Part one is aimed exclusively at showing that Lodge's novels in fact do contain overt intertextual self-awareness. While the least interesting section from the standpoint I have outlined, in it Ammann rather masterfully and succinctly proves this. By creating what Ammann characterizes as "heightened realisms" (p. 37), Lodge pushes the traditional "readerly " text into the realm of modernist (and occasionally postmodernist) aesthetics of representation. In several discerning passages, Ammann shows that both as novelist and critic Lodge has maintained a central commitment to "language at work." This is the bridge between theory and practice that artists in general must endlessly traverse, and which is developed in the following two sections.

The second section of the book begins by naming and briefly capsulizing various forms of intertextuality such as allusion, quotation, pastiche, and parody. While covering no new ground, Ammann offers concise explanations, verging on reappraisals of these techniques. Interestingly, he discusses them from the standpoint of an author's conscious use – intention – not the recent passive construction of "the workings of a text." Most valuable, although brief, are Ammann's suggestive observations on the existence of "embedded criticism" in the structure of artworks (pp. 68-72).

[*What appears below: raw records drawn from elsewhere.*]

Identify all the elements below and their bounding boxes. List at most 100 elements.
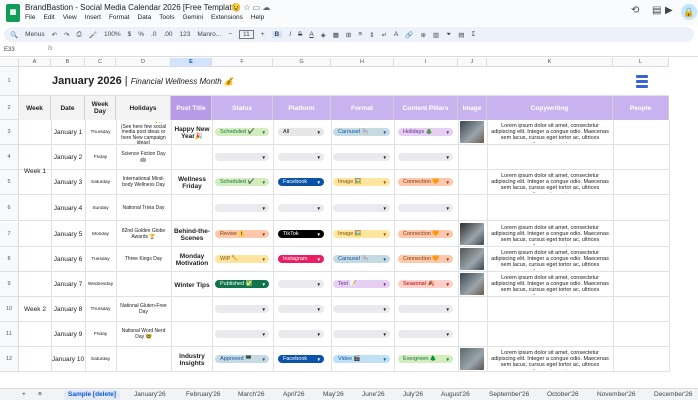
col-header[interactable]: I: [394, 58, 458, 67]
share-button[interactable]: 🔒: [681, 4, 697, 20]
platform-dropdown[interactable]: ▼: [278, 305, 324, 313]
menu-insert[interactable]: Insert: [85, 14, 101, 21]
col-header[interactable]: C: [85, 58, 116, 67]
number-format-button[interactable]: 123: [179, 31, 190, 38]
tab-april[interactable]: April'26: [283, 391, 304, 398]
tab-july[interactable]: July'26: [403, 391, 423, 398]
folder-icon[interactable]: ▭: [253, 3, 261, 12]
format-dropdown[interactable]: ▼: [333, 305, 390, 313]
font-select[interactable]: Manro...: [197, 31, 221, 38]
meet-icon[interactable]: ▶: [665, 5, 673, 16]
rotate-icon[interactable]: A: [394, 31, 398, 38]
percent-button[interactable]: %: [138, 31, 144, 38]
status-dropdown[interactable]: ▼: [215, 305, 269, 313]
tab-september[interactable]: September'26: [489, 391, 529, 398]
tab-march[interactable]: March'26: [238, 391, 265, 398]
wrap-icon[interactable]: ↵: [382, 31, 387, 39]
post-image[interactable]: [460, 348, 484, 370]
row-header[interactable]: 5: [0, 170, 19, 195]
post-image[interactable]: [460, 273, 484, 295]
cloud-icon[interactable]: ☁: [262, 3, 270, 12]
date-cell[interactable]: January 1: [51, 129, 85, 136]
format-dropdown[interactable]: Text 📝 ▼: [333, 280, 390, 288]
select-all-corner[interactable]: [0, 58, 19, 67]
menu-extensions[interactable]: Extensions: [211, 14, 243, 21]
weekday-cell[interactable]: Thursday: [85, 130, 116, 135]
format-dropdown[interactable]: Image 🖼️ ▼: [333, 178, 390, 186]
name-box[interactable]: E33: [4, 47, 15, 53]
copywriting-cell[interactable]: Lorem ipsum dolor sit amet, consectetur …: [489, 173, 611, 193]
status-dropdown[interactable]: ▼: [215, 330, 269, 338]
chart-icon[interactable]: ▥: [433, 31, 439, 39]
fill-color-icon[interactable]: ◈: [321, 31, 326, 39]
pillar-dropdown[interactable]: Holidays 🎄 ▼: [398, 128, 453, 136]
currency-button[interactable]: $: [128, 31, 132, 38]
all-sheets-icon[interactable]: ≡: [38, 391, 42, 398]
pillar-dropdown[interactable]: ▼: [398, 305, 453, 313]
tab-may[interactable]: May'26: [323, 391, 344, 398]
menus-search[interactable]: Menus: [25, 31, 45, 38]
menu-help[interactable]: Help: [251, 14, 264, 21]
post-image[interactable]: [460, 223, 484, 245]
format-dropdown[interactable]: ▼: [333, 204, 390, 212]
borders-icon[interactable]: ▦: [333, 31, 339, 39]
font-size-input[interactable]: 11: [238, 30, 254, 39]
format-dropdown[interactable]: Video 🎬 ▼: [333, 355, 390, 363]
tab-november[interactable]: November'26: [597, 391, 635, 398]
weekday-cell[interactable]: Thursday: [85, 307, 116, 312]
date-cell[interactable]: January 8: [51, 306, 85, 313]
post-title-cell[interactable]: Winter Tips: [171, 274, 212, 296]
pillar-dropdown[interactable]: ▼: [398, 153, 453, 161]
post-title-cell[interactable]: Monday Motivation: [171, 249, 212, 271]
weekday-cell[interactable]: Wednesday: [85, 282, 116, 287]
increase-decimals-button[interactable]: .00: [163, 31, 172, 38]
menu-tools[interactable]: Tools: [159, 14, 174, 21]
pillar-dropdown[interactable]: ▼: [398, 204, 453, 212]
status-dropdown[interactable]: ▼: [215, 153, 269, 161]
copywriting-cell[interactable]: [489, 148, 611, 168]
col-header[interactable]: D: [116, 58, 171, 67]
post-title-cell[interactable]: [171, 324, 212, 346]
search-icon[interactable]: 🔍: [10, 31, 18, 39]
format-dropdown[interactable]: ▼: [333, 153, 390, 161]
row-header[interactable]: 1: [0, 67, 19, 96]
row-header[interactable]: 3: [0, 120, 19, 145]
star-icon[interactable]: ☆: [243, 3, 250, 12]
status-dropdown[interactable]: WIP ✏️ ▼: [215, 255, 269, 263]
merge-icon[interactable]: ⊞: [346, 31, 351, 39]
weekday-cell[interactable]: Monday: [85, 232, 116, 237]
col-header[interactable]: H: [331, 58, 394, 67]
format-dropdown[interactable]: Carousel 🎠 ▼: [333, 128, 390, 136]
platform-dropdown[interactable]: Facebook ▼: [278, 355, 324, 363]
holiday-cell[interactable]: Science Fiction Day 🤖: [118, 147, 169, 169]
row-header[interactable]: 11: [0, 322, 19, 347]
date-cell[interactable]: January 9: [51, 331, 85, 338]
font-size-increase[interactable]: +: [261, 31, 265, 38]
platform-dropdown[interactable]: All ▼: [278, 128, 324, 136]
text-color-button[interactable]: A: [309, 31, 313, 38]
copywriting-cell[interactable]: [489, 325, 611, 345]
filter-views-icon[interactable]: ▤: [458, 31, 464, 39]
print-icon[interactable]: ⎙: [77, 31, 82, 39]
redo-icon[interactable]: ↷: [64, 31, 69, 39]
weekday-cell[interactable]: Tuesday: [85, 257, 116, 262]
row-header[interactable]: 12: [0, 347, 19, 372]
weekday-cell[interactable]: Friday: [85, 332, 116, 337]
decrease-decimals-button[interactable]: .0: [151, 31, 156, 38]
sheets-logo-icon[interactable]: ▦: [6, 4, 20, 22]
copywriting-cell[interactable]: Lorem ipsum dolor sit amet, consectetur …: [489, 225, 611, 245]
copywriting-cell[interactable]: Lorem ipsum dolor sit amet, consectetur …: [489, 250, 611, 270]
pillar-dropdown[interactable]: Evergreen 🌲 ▼: [398, 355, 453, 363]
date-cell[interactable]: January 5: [51, 231, 85, 238]
holiday-cell[interactable]: National Word Nerd Day 🤓: [118, 324, 169, 346]
col-header[interactable]: L: [613, 58, 669, 67]
menu-gemini[interactable]: Gemini: [182, 14, 203, 21]
tab-october[interactable]: October'26: [547, 391, 579, 398]
document-title[interactable]: BrandBastion - Social Media Calendar 202…: [25, 3, 238, 12]
date-cell[interactable]: January 7: [51, 281, 85, 288]
pillar-dropdown[interactable]: Connection 🧡 ▼: [398, 255, 453, 263]
tab-january[interactable]: January'26: [134, 391, 166, 398]
copywriting-cell[interactable]: [489, 300, 611, 320]
menu-file[interactable]: File: [25, 14, 35, 21]
comment-add-icon[interactable]: ⊕: [420, 31, 425, 39]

Principally he discusses how a text may, through parody and pastiche, intertextually both honor and question the tradition in which it stands. This grouping of chapters concludes by exploring and assessing Lodge's rather surprising use of extended subtexts, such as the Grail Legend in Small World. Here Ammann presents Lodge in the guise of something like an inverted James Joyce. Greene and Joyce – a strange pairing of influences, but Ammann gives a clear, and I think accurate, account of this dynamic.

The most intriguing discussions occur in the third and final division of the book. Ammann shows how Lodge's characters develop from literary association  to the actual re-enactment of literature in life in his most recent works. Lodge is presented in this treatment as a realist, who naturalistically describes the fact of intertextual life. This is a novel and illuminating appraisal of an odd strategy to unite the tensely polar elements of Lodge's thinking. As Ammann says of this approach, the author believes that "the immediacy of experience is constantly interfered with by perceptive patterns and conceptualizations from literary texts. Fiction, then, while it successfully defamiliarizes what we have become habituated to, also prepares us for, and thus weakens, the intensity  of new experiences by verbal anticipation" (personal  communication).

This necessarily melancholic assessment explains what a fusion of art practice and interest in (perhaps paranoia about) Theory yields in much contemporary production – mannerism. And Ammann shows that in Lodge's novels this neo-mannerism like its precursor can have its own Pontormoesque delights, albeit  attenuated and a bit forced.